After shipment, these titles then appear in a list identified essentially as items that are outstanding (i.e., movies that have not yet been returned by the user) within a “titles out” queue. Under one option of the Netflix terms of service, the system places a limit on the number of outstanding titles that a subscriber may have at any one time (typically, a function of the level of service agreement, with more $$/month resulting in more titles). Thus, if the user selects more movies than they can acquire at one time, the remaining movie titles remain as un-shipped items in the rental selection queue. Additional titles in the rental selection queue are only shipped to the user after the system logs a returned item from that same user. This happens automatically, so the user does not need to return to the Netflix website to request the shipment. At the same time, however, the user is not consulted in the decision to ship the next item; it happens without his/her approval or advance notice.
The aforementioned system is further described in U.S. Pat. No. 6,584,450, which is hereby incorporated by reference. The '450 patent explains the above policy in terms of a “MAX” out approach for servicing rental customers. Notably, the aforementioned disclosure also mentions that the MAX out approach can only be altered under certain exceptions, such as where the customer agrees to pay a surcharge.
A limitation of the aforementioned system is that while the system automatically ships the next items in the rental queue it fails to consider whether the user may in fact want to “veto” the next item in the queue, either because their tastes have changed, or if they might have already seen the title. As users sometimes fill up their request queues months in advance with dozens of titles, and they typically only see 6-8 movies per month, there is a strong possibility that one more of such titles will be stale after several months.

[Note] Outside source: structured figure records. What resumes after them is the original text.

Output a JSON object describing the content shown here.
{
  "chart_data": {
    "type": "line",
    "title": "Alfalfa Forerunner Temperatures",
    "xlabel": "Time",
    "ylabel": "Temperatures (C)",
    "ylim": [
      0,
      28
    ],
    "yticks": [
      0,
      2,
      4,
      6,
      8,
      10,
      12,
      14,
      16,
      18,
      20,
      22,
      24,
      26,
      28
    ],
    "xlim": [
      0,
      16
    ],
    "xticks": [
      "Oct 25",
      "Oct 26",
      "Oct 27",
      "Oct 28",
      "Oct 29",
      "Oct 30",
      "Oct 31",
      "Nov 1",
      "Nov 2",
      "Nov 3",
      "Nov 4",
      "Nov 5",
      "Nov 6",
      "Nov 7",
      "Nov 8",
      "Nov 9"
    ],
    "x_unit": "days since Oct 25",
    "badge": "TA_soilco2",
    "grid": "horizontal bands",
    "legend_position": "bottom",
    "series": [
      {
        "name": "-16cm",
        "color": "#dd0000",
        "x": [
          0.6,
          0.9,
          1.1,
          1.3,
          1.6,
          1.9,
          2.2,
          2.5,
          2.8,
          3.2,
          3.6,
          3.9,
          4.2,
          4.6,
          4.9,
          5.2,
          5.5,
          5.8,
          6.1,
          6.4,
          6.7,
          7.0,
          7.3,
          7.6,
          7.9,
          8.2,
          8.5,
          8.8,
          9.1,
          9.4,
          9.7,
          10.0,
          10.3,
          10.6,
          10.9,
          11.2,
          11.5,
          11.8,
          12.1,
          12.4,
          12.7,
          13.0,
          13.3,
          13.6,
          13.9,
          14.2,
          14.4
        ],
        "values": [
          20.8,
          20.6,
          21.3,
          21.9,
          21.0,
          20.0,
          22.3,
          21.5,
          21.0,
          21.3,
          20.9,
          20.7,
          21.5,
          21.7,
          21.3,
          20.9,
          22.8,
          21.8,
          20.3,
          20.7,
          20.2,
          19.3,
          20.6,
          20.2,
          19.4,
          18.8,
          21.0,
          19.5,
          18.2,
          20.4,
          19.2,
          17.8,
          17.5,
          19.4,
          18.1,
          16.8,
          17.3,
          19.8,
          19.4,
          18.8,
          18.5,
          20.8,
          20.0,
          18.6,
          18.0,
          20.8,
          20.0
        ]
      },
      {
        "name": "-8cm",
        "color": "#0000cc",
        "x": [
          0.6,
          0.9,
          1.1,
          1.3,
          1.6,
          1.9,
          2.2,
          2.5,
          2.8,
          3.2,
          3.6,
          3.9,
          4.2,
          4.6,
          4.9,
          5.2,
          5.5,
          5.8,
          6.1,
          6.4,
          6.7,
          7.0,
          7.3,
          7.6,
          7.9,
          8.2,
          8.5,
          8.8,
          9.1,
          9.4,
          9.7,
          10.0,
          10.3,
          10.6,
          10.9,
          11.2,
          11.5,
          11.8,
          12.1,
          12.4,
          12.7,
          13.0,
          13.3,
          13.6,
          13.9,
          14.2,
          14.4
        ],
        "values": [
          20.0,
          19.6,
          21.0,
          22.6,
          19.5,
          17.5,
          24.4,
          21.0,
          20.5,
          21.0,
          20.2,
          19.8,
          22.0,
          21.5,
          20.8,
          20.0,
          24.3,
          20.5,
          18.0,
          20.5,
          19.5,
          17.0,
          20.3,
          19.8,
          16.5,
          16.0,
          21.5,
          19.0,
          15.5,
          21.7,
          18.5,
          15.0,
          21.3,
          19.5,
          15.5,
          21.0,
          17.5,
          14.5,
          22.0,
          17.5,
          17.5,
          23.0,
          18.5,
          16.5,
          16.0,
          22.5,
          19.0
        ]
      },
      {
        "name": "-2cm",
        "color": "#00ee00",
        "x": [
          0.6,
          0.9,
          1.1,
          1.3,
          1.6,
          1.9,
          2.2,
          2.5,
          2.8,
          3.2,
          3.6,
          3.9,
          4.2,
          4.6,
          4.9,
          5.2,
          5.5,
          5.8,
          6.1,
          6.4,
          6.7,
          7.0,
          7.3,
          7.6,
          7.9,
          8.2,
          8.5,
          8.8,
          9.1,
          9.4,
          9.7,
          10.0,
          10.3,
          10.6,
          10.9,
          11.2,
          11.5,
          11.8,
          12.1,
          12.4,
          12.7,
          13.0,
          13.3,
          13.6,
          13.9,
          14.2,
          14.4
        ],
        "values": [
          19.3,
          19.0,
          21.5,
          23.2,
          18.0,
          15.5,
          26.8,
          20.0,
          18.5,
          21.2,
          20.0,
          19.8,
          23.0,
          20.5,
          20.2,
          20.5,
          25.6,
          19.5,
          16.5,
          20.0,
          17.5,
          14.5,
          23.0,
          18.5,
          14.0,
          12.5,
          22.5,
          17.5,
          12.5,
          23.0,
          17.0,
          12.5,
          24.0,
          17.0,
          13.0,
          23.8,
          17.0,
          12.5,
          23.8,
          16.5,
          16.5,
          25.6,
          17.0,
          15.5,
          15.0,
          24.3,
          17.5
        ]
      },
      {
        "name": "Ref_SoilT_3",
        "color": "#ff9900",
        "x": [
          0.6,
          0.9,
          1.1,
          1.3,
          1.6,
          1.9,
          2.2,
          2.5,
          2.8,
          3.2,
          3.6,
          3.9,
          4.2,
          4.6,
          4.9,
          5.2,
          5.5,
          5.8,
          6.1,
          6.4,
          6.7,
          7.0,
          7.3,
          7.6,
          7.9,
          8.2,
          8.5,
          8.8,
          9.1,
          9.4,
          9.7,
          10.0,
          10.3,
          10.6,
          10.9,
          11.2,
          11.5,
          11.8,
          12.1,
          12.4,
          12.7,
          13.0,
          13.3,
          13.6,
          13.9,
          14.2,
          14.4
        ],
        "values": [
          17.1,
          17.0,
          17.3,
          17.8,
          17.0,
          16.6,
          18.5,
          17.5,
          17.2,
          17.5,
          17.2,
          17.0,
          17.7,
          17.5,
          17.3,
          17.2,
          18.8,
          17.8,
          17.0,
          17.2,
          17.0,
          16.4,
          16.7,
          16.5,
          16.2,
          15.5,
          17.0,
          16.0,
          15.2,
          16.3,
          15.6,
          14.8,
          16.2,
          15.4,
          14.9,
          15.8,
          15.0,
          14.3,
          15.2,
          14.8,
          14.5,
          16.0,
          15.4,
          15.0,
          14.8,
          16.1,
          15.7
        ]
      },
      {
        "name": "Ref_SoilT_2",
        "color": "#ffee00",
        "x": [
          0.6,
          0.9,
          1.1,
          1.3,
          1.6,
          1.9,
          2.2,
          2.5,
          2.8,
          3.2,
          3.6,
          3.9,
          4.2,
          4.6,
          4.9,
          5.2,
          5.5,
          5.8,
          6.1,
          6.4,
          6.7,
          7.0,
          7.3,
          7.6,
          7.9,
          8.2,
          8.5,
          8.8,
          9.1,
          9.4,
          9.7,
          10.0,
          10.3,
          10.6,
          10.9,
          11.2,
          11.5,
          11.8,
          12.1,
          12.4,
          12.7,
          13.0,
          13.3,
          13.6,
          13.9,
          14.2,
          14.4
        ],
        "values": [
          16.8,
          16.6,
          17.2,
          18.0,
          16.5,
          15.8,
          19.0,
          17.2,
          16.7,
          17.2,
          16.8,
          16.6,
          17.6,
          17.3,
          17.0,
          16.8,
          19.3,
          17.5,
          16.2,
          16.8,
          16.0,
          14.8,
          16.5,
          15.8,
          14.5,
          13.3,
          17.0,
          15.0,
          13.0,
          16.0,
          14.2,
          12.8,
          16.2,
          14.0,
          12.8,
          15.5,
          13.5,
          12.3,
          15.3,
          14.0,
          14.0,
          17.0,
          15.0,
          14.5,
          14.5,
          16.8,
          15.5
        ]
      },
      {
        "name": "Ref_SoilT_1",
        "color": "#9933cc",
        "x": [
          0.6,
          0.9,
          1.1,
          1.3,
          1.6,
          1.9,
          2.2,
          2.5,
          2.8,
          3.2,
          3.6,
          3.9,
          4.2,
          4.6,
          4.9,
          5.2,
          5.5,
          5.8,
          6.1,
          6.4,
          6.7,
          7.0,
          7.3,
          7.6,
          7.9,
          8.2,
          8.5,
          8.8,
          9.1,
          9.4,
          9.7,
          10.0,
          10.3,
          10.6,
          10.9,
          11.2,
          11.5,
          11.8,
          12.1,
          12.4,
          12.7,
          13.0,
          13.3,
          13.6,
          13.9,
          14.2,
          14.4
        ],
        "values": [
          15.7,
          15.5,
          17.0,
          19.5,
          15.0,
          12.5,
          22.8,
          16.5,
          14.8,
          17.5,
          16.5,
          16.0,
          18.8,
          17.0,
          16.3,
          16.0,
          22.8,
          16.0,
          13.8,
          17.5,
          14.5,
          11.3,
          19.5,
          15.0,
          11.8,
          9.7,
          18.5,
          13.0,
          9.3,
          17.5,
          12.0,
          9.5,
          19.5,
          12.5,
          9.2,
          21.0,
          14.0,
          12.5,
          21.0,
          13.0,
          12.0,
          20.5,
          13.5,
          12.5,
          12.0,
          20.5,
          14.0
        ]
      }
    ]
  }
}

A further limitation, of course, is that the user must always return another title before the next title in their queue is shipped to them. While this is somewhat useful for inventory tracking purposes, the user is handicapped by the fact that after they posit the returned title in the mail, they have little or no control over how quickly or accurately such return will be processed by the mail, or the rental service.
Finally, it is conceivable that on many occasions, from the perspective of the service provider, it will be desirable to ship another title to a customer, regardless of a status of their delivery queue, and without applying a surcharge. In other words, in order to promote certain titles, retain certain customers, or balance supply/demand, a service provider may want to automatically ship more than the “Max Out” figure to a particular customer, based on some triggering event.